Biographies

Graduate Students

Sara Jaramillo

Sara Jaramillo is a first-year student in the Historical Archaeology master’s program at the University of Massachusetts Boston. Sara graduated from SUNY Stony Brook with a major in Anthropology and a minor in Latin American and Caribbean Studies. Sara joined the zooarchaeology lab at Stony Brook during her undergraduate education, where she learned basic animal bone identification. During this volunteer work, she participated in the processing of faunal remains from the Mesopotamian city of Ur. From this collection emerged her undergraduate honors thesis, which focused on the differentiation in consumption and use of fish in the city, and how this broadens our understanding of Mesopotamian societies’ foodways and use of resources. Additionally, as an undergraduate student, Sara completed an internship at the African American Museum in Southampton, New York. During this internship, she assisted in the assemblage of an exhibition exalting some of Southampton’s Black-owned businesses from the mid-20th century and how they reinforced the sense of community. 

 

In 2022, she participated in the Eastern Pequot Archaeological Field School in Stonington Connecticut, which sparked her interest in community-based archaeology. During the field school, she learned the importance of practicing ethical archaeological research that respects the community’s decisions regarding their land, material culture, and heritage.
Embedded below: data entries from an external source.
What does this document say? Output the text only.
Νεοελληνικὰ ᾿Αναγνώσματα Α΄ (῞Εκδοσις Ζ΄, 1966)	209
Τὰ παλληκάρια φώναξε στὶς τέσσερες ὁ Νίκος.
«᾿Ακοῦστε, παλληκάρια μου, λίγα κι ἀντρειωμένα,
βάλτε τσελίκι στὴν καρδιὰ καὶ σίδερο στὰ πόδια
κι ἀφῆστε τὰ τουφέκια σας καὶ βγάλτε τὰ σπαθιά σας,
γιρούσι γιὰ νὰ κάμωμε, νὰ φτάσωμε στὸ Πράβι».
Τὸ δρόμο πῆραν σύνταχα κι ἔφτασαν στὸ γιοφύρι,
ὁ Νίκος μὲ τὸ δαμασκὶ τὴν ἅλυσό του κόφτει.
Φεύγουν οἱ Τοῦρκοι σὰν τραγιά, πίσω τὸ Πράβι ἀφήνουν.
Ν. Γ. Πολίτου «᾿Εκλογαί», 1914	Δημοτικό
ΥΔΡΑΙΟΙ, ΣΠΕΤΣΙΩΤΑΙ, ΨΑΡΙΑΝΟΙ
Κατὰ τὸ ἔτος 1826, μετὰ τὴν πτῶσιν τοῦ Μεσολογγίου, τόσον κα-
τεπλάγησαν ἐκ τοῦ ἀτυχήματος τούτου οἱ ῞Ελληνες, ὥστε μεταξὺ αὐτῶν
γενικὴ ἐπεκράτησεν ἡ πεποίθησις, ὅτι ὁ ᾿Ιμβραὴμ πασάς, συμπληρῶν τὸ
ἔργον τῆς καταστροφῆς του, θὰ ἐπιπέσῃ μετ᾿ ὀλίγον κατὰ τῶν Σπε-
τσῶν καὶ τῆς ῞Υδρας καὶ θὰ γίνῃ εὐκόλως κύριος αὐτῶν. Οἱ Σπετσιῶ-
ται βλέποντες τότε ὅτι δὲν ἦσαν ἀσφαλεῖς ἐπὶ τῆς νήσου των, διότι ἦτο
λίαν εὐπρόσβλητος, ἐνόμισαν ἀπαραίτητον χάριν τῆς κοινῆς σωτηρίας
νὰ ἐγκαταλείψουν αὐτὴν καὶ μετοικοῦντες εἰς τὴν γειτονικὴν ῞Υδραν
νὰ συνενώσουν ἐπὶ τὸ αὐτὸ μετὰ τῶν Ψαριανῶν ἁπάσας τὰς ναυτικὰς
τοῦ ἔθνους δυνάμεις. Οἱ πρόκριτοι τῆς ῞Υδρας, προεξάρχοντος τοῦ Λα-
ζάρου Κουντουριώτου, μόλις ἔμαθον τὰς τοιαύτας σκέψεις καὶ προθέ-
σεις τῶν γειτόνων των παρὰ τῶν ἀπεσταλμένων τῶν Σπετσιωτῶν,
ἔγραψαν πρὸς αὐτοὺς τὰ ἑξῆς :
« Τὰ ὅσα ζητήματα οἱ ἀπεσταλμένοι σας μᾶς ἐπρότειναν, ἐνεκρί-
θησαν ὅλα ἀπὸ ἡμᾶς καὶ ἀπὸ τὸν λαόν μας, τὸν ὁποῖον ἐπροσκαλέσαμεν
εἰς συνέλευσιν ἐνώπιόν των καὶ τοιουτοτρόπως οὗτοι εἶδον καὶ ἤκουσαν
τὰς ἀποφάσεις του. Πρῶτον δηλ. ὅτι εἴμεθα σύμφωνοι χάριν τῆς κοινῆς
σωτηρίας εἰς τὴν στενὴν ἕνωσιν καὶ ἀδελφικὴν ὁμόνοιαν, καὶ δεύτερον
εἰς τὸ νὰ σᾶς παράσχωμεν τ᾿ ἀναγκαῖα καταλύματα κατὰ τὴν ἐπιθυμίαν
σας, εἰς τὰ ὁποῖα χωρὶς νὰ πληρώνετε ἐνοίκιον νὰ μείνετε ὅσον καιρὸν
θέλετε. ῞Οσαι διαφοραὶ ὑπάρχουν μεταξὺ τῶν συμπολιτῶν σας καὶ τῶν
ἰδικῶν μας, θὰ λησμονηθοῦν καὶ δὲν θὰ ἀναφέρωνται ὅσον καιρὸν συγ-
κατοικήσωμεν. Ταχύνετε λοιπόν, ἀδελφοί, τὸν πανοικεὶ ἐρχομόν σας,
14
In her current research assistantship at the Fiske Center for Archaeological Research at UMass Boston, she is helping in the sorting and processing of archaeological material from the 17th and 18th centuries from a Spanish rancho in New Mexico, evidencing the strong presence of ceramic traditions and cultures of Puebloan peoples during the Spanish colonial expansion throughout the United States Southwest. Part of Sara’s research assistantship is dedicated to helping with different tasks at the Latin American Historical Archaeology Lab at UMass Boston, where she works under the supervision of Dr. Daniela Balanzátegui. For her graduate studies at UMass Boston, Sara wants to explore diverse topics related to colonialism, the persistence of Indigenous and African Diasporic groups, their practices, foodways, social structures, and identity. Sara is mainly interested in the archaeology of Latin America and how processes that took place during colonial rule translate into the present.